Startup School – Opportunity cost of perfection

< 1 min read

What other features are needed to make your product perfect? The opportunity cost of perfection is the cost of that feature’s addition if it delays the product launch. Ultimately, the incremental cost dictates what you build and what you ship.

You can choose the easy way out by agreeing to everything the customer has to say and then fighting it out internally by taking the “we can’t-go-wrong-by doing- what-the-customer-says” defense. On the technical side, the decision is complicated by the need to consider the financial, business, and schedule impact of technical and feature perfection. The business side is not aware of all technical issues, and the technical side finds it difficult to accept the strategic nature of decisions that disrupt its schedule or impose impossible deadlines. Who, how, or what defines the middle ground?

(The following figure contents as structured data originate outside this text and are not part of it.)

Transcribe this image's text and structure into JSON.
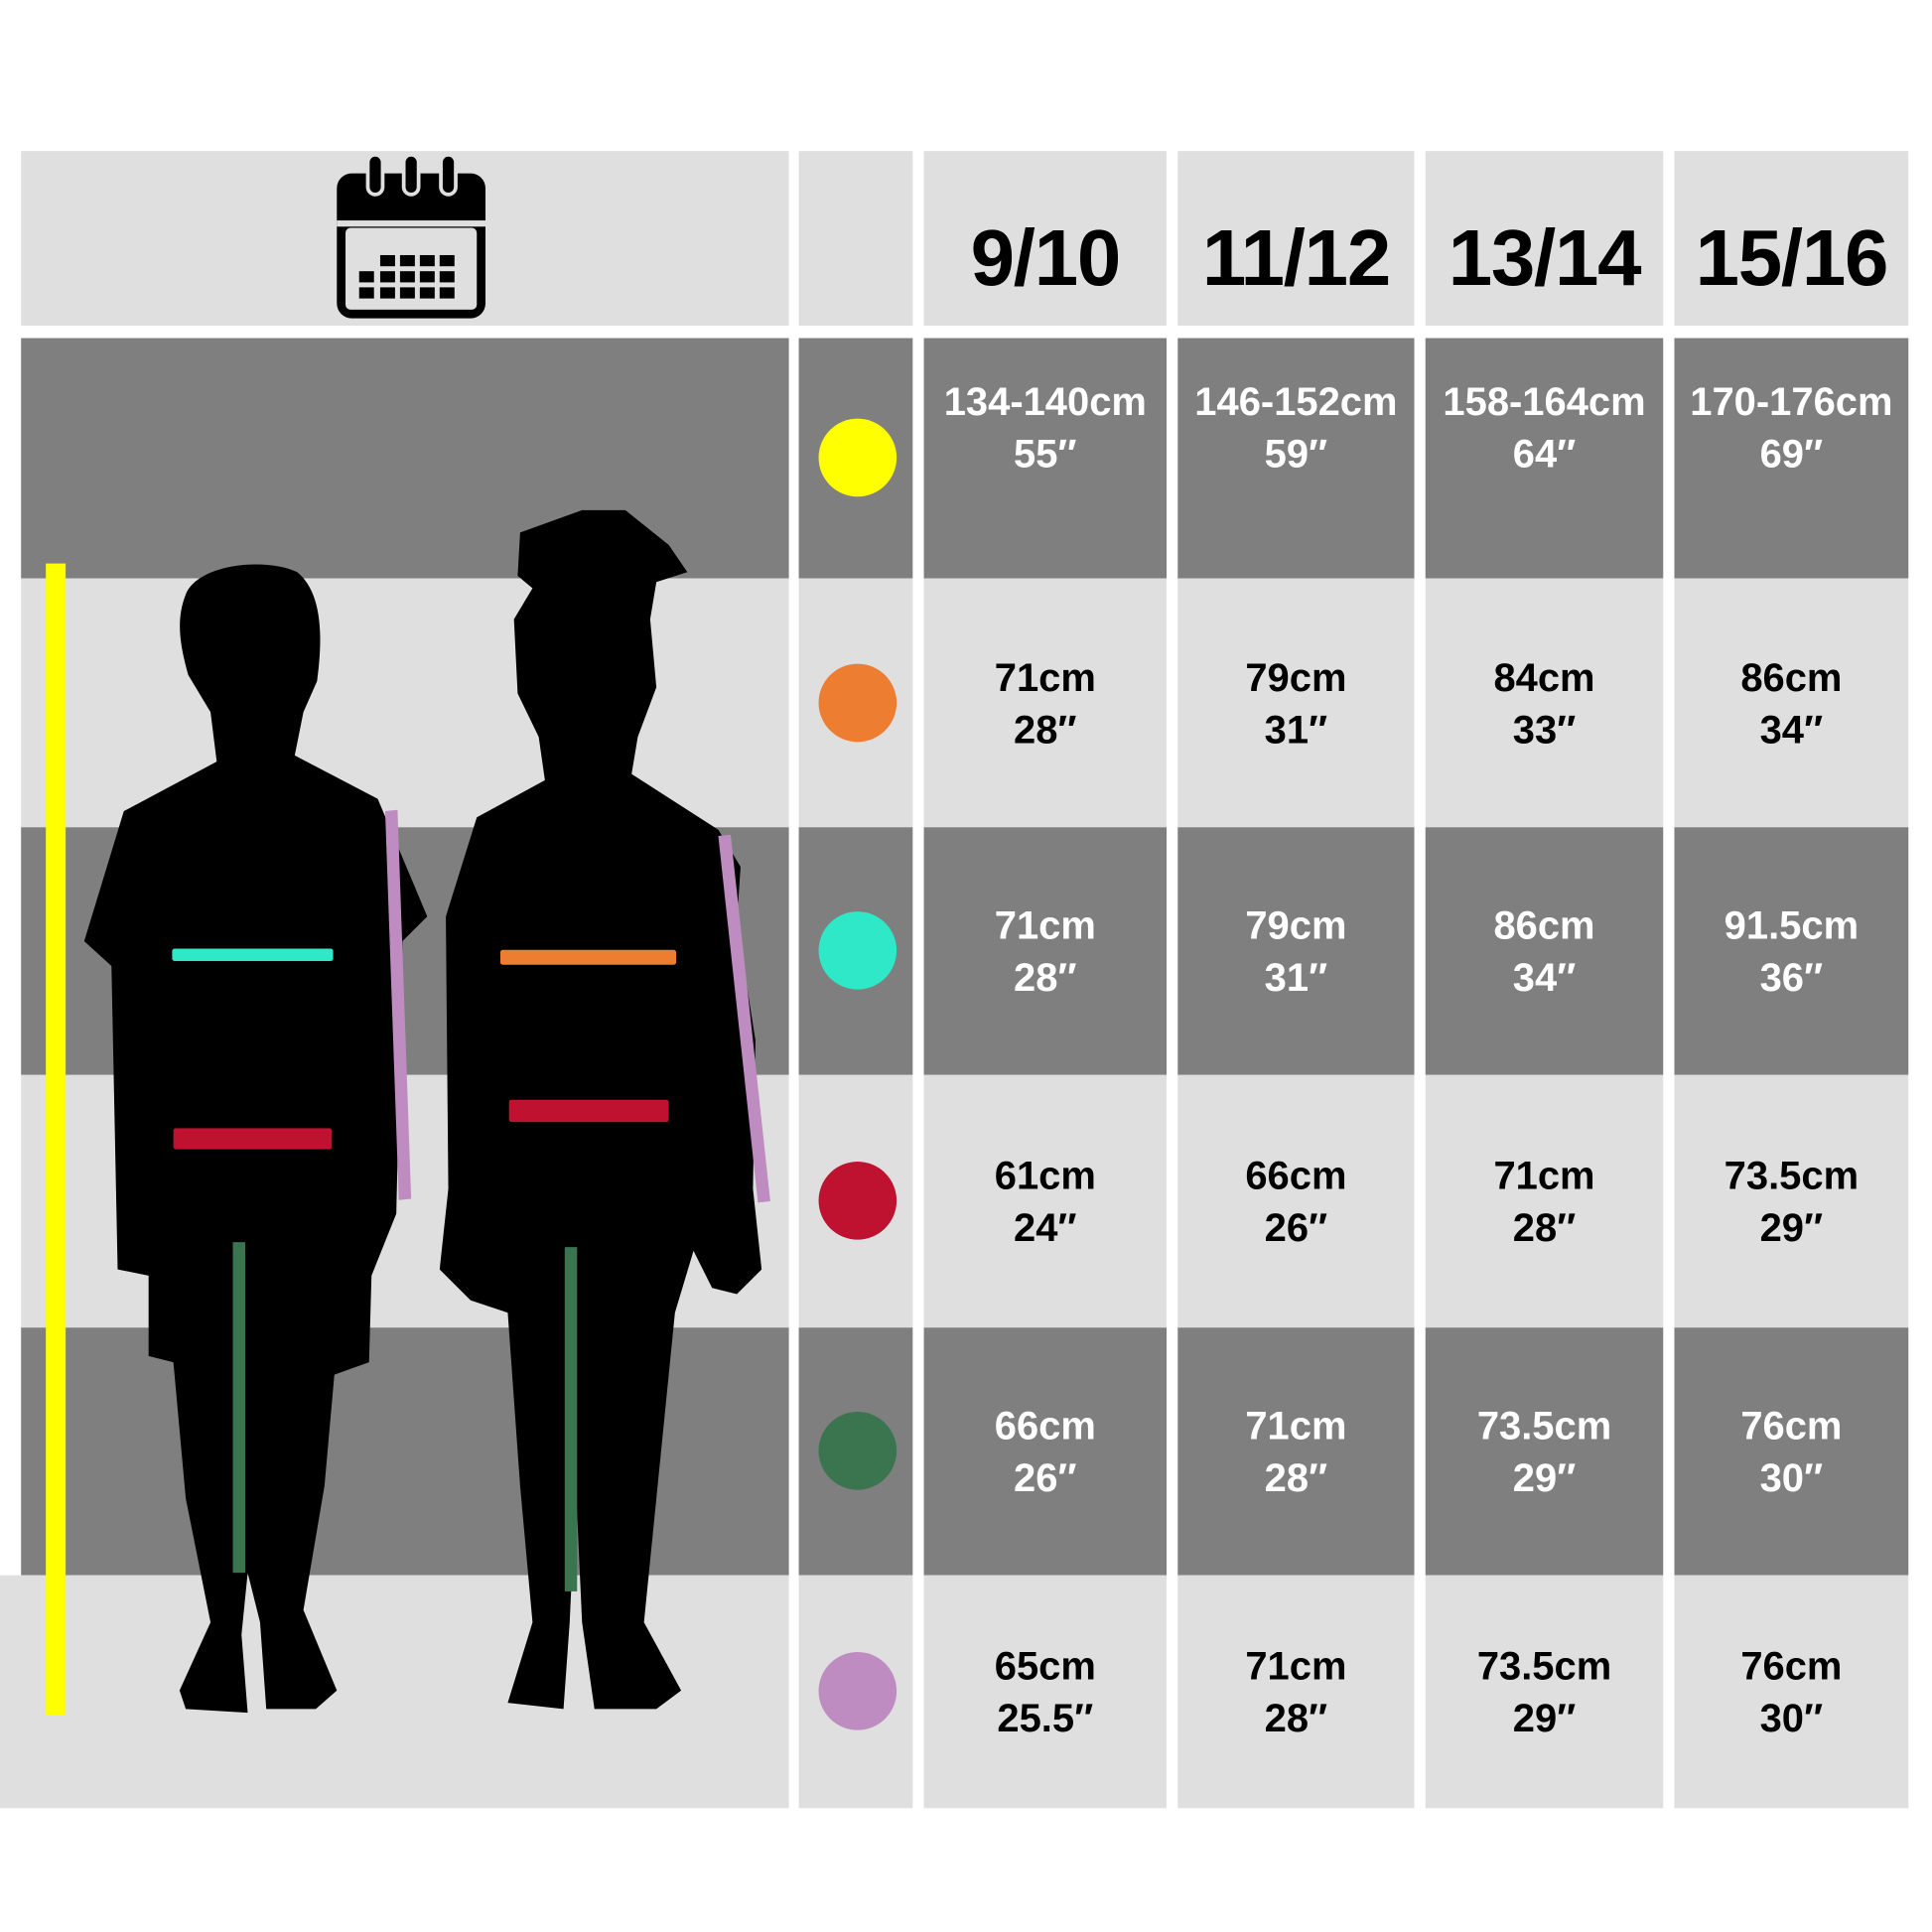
{
  "header": {
    "icon": "calendar-icon",
    "ages": [
      "9/10",
      "11/12",
      "13/14",
      "15/16"
    ]
  },
  "rows": [
    {
      "measure": "height",
      "color": "#ffff00",
      "values": [
        [
          "134-140cm",
          "55″"
        ],
        [
          "146-152cm",
          "59″"
        ],
        [
          "158-164cm",
          "64″"
        ],
        [
          "170-176cm",
          "69″"
        ]
      ]
    },
    {
      "measure": "chest",
      "color": "#ed7d31",
      "values": [
        [
          "71cm",
          "28″"
        ],
        [
          "79cm",
          "31″"
        ],
        [
          "84cm",
          "33″"
        ],
        [
          "86cm",
          "34″"
        ]
      ]
    },
    {
      "measure": "chest-boy",
      "color": "#2ee8c8",
      "values": [
        [
          "71cm",
          "28″"
        ],
        [
          "79cm",
          "31″"
        ],
        [
          "86cm",
          "34″"
        ],
        [
          "91.5cm",
          "36″"
        ]
      ]
    },
    {
      "measure": "waist",
      "color": "#be1230",
      "values": [
        [
          "61cm",
          "24″"
        ],
        [
          "66cm",
          "26″"
        ],
        [
          "71cm",
          "28″"
        ],
        [
          "73.5cm",
          "29″"
        ]
      ]
    },
    {
      "measure": "inside-leg",
      "color": "#3a7550",
      "values": [
        [
          "66cm",
          "26″"
        ],
        [
          "71cm",
          "28″"
        ],
        [
          "73.5cm",
          "29″"
        ],
        [
          "76cm",
          "30″"
        ]
      ]
    },
    {
      "measure": "sleeve",
      "color": "#bf8cc2",
      "values": [
        [
          "65cm",
          "25.5″"
        ],
        [
          "71cm",
          "28″"
        ],
        [
          "73.5cm",
          "29″"
        ],
        [
          "76cm",
          "30″"
        ]
      ]
    }
  ]
}
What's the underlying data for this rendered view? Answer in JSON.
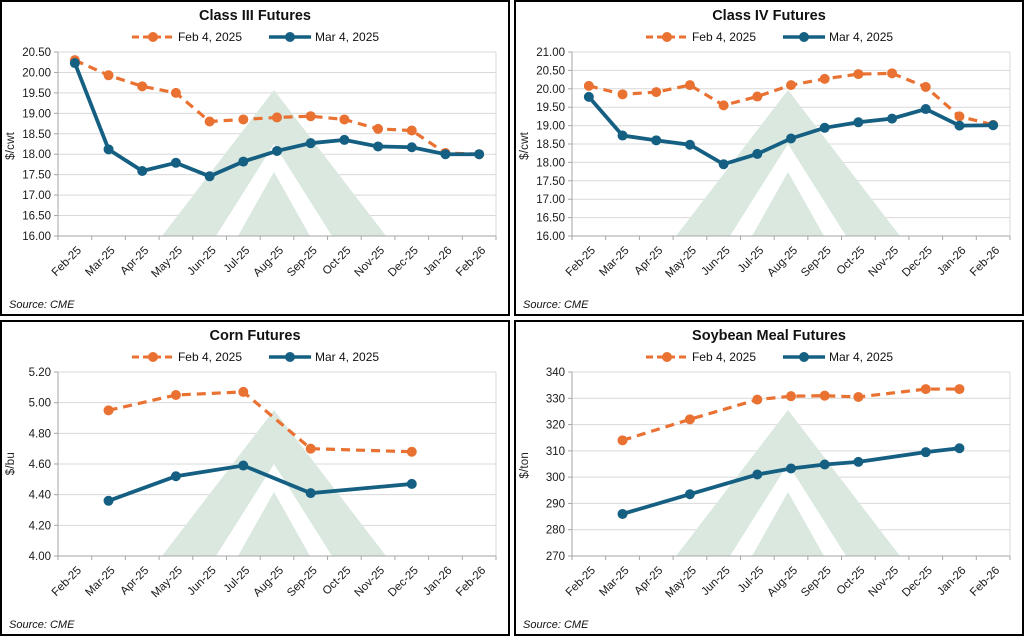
{
  "colors": {
    "feb_series": "#E97132",
    "mar_series": "#156082",
    "grid": "#D9D9D9",
    "axis": "#A6A6A6",
    "watermark_green": "#DAE8DF",
    "text": "#1a1a1a"
  },
  "chart_data": [
    {
      "type": "line",
      "title": "Class III Futures",
      "ylabel": "$/cwt",
      "source": "Source: CME",
      "y_min": 16.0,
      "y_max": 20.5,
      "y_step": 0.5,
      "y_decimals": 2,
      "grid": true,
      "legend_position": "top",
      "categories": [
        "Feb-25",
        "Mar-25",
        "Apr-25",
        "May-25",
        "Jun-25",
        "Jul-25",
        "Aug-25",
        "Sep-25",
        "Oct-25",
        "Nov-25",
        "Dec-25",
        "Jan-26",
        "Feb-26"
      ],
      "series": [
        {
          "name": "Feb 4, 2025",
          "style": "dashed",
          "color_key": "feb_series",
          "values": [
            20.3,
            19.93,
            19.66,
            19.5,
            18.8,
            18.85,
            18.9,
            18.93,
            18.85,
            18.62,
            18.58,
            18.03,
            18.0
          ]
        },
        {
          "name": "Mar 4, 2025",
          "style": "solid",
          "color_key": "mar_series",
          "values": [
            20.23,
            18.12,
            17.59,
            17.79,
            17.46,
            17.82,
            18.08,
            18.27,
            18.35,
            18.19,
            18.17,
            18.0,
            18.0
          ]
        }
      ]
    },
    {
      "type": "line",
      "title": "Class IV Futures",
      "ylabel": "$/cwt",
      "source": "Source: CME",
      "y_min": 16.0,
      "y_max": 21.0,
      "y_step": 0.5,
      "y_decimals": 2,
      "grid": true,
      "legend_position": "top",
      "categories": [
        "Feb-25",
        "Mar-25",
        "Apr-25",
        "May-25",
        "Jun-25",
        "Jul-25",
        "Aug-25",
        "Sep-25",
        "Oct-25",
        "Nov-25",
        "Dec-25",
        "Jan-26",
        "Feb-26"
      ],
      "series": [
        {
          "name": "Feb 4, 2025",
          "style": "dashed",
          "color_key": "feb_series",
          "values": [
            20.08,
            19.85,
            19.91,
            20.1,
            19.55,
            19.79,
            20.1,
            20.27,
            20.4,
            20.42,
            20.05,
            19.25,
            19.02
          ]
        },
        {
          "name": "Mar 4, 2025",
          "style": "solid",
          "color_key": "mar_series",
          "values": [
            19.78,
            18.73,
            18.6,
            18.48,
            17.95,
            18.23,
            18.65,
            18.94,
            19.09,
            19.19,
            19.45,
            19.0,
            19.01
          ]
        }
      ]
    },
    {
      "type": "line",
      "title": "Corn Futures",
      "ylabel": "$/bu",
      "source": "Source: CME",
      "y_min": 4.0,
      "y_max": 5.2,
      "y_step": 0.2,
      "y_decimals": 2,
      "grid": true,
      "legend_position": "top",
      "categories": [
        "Feb-25",
        "Mar-25",
        "Apr-25",
        "May-25",
        "Jun-25",
        "Jul-25",
        "Aug-25",
        "Sep-25",
        "Oct-25",
        "Nov-25",
        "Dec-25",
        "Jan-26",
        "Feb-26"
      ],
      "series": [
        {
          "name": "Feb 4, 2025",
          "style": "dashed",
          "color_key": "feb_series",
          "values": [
            null,
            4.95,
            null,
            5.05,
            null,
            5.07,
            null,
            4.7,
            null,
            null,
            4.68,
            null,
            null
          ]
        },
        {
          "name": "Mar 4, 2025",
          "style": "solid",
          "color_key": "mar_series",
          "values": [
            null,
            4.36,
            null,
            4.52,
            null,
            4.59,
            null,
            4.41,
            null,
            null,
            4.47,
            null,
            null
          ]
        }
      ]
    },
    {
      "type": "line",
      "title": "Soybean Meal Futures",
      "ylabel": "$/ton",
      "source": "Source: CME",
      "y_min": 270,
      "y_max": 340,
      "y_step": 10,
      "y_decimals": 0,
      "grid": true,
      "legend_position": "top",
      "categories": [
        "Feb-25",
        "Mar-25",
        "Apr-25",
        "May-25",
        "Jun-25",
        "Jul-25",
        "Aug-25",
        "Sep-25",
        "Oct-25",
        "Nov-25",
        "Dec-25",
        "Jan-26",
        "Feb-26"
      ],
      "series": [
        {
          "name": "Feb 4, 2025",
          "style": "dashed",
          "color_key": "feb_series",
          "values": [
            null,
            314,
            null,
            322,
            null,
            329.5,
            330.8,
            331.0,
            330.5,
            null,
            333.5,
            333.5,
            null
          ]
        },
        {
          "name": "Mar 4, 2025",
          "style": "solid",
          "color_key": "mar_series",
          "values": [
            null,
            286,
            null,
            293.5,
            null,
            301,
            303.3,
            304.8,
            305.8,
            null,
            309.5,
            311,
            null
          ]
        }
      ]
    }
  ]
}
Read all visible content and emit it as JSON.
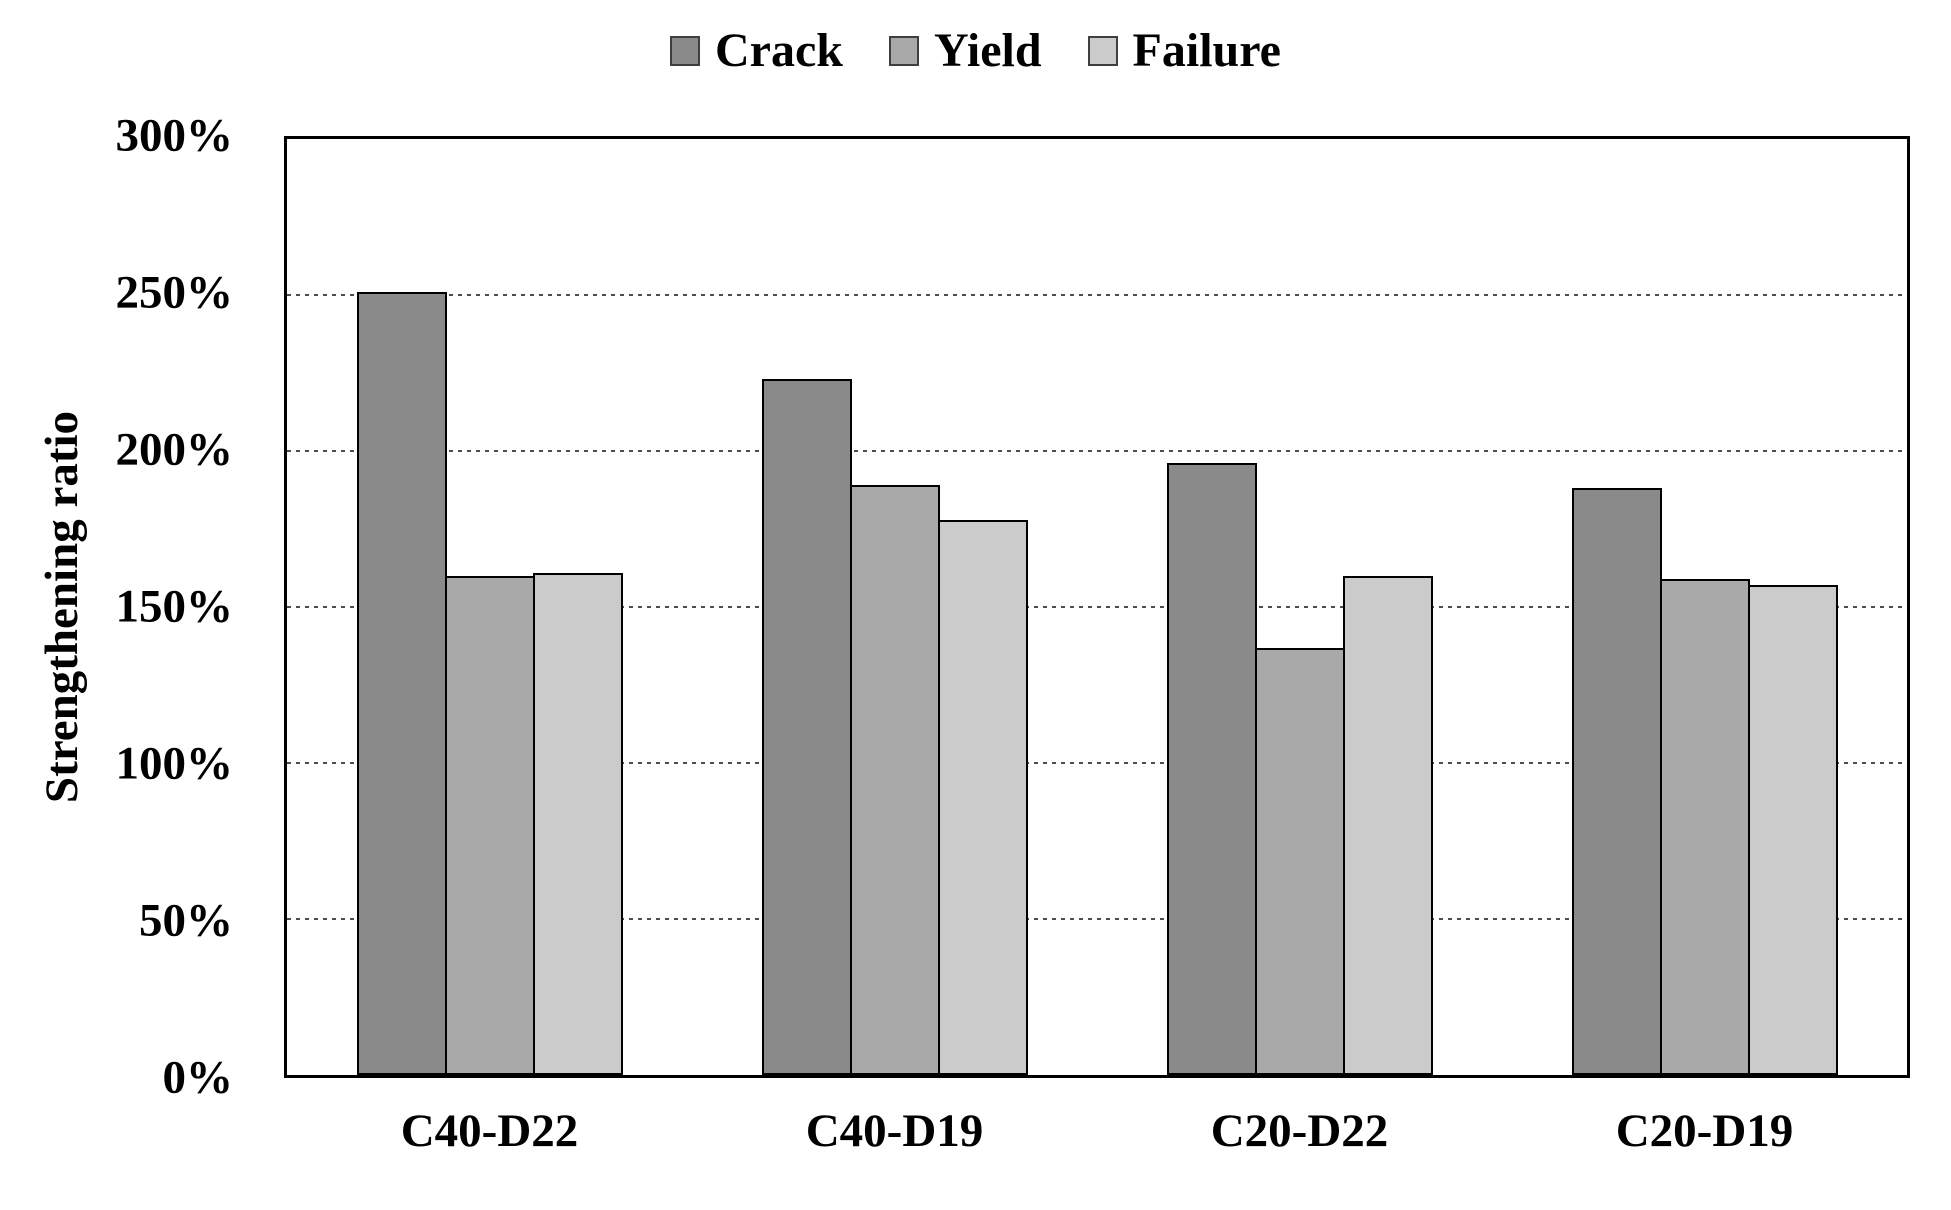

The Market. Of all the things that you would like to have in your offering, you need to decide on the balancing act that the market will accept—the middle ground that will get you to market ahead of competition and clear it in economic terms62. A market-visible, revenue-generating product is more important than a Lexus. Timing is more important than features. Getting it out there is more important than perfection. Testing the merit of the idea on a small pilot is more important than an elaborate and expensive rollout.

Don’t get me wrong. Try shipping a lemon and you are just as dead as you were with the Lexus. You aim for a solution that works somewhere between a Band-Aid and a move-in ready home; that doesn’t break the bank; that buys you customers, cash, time, and money; and that allows you to tuck away a handful of small wins that can be cashed later when you need them.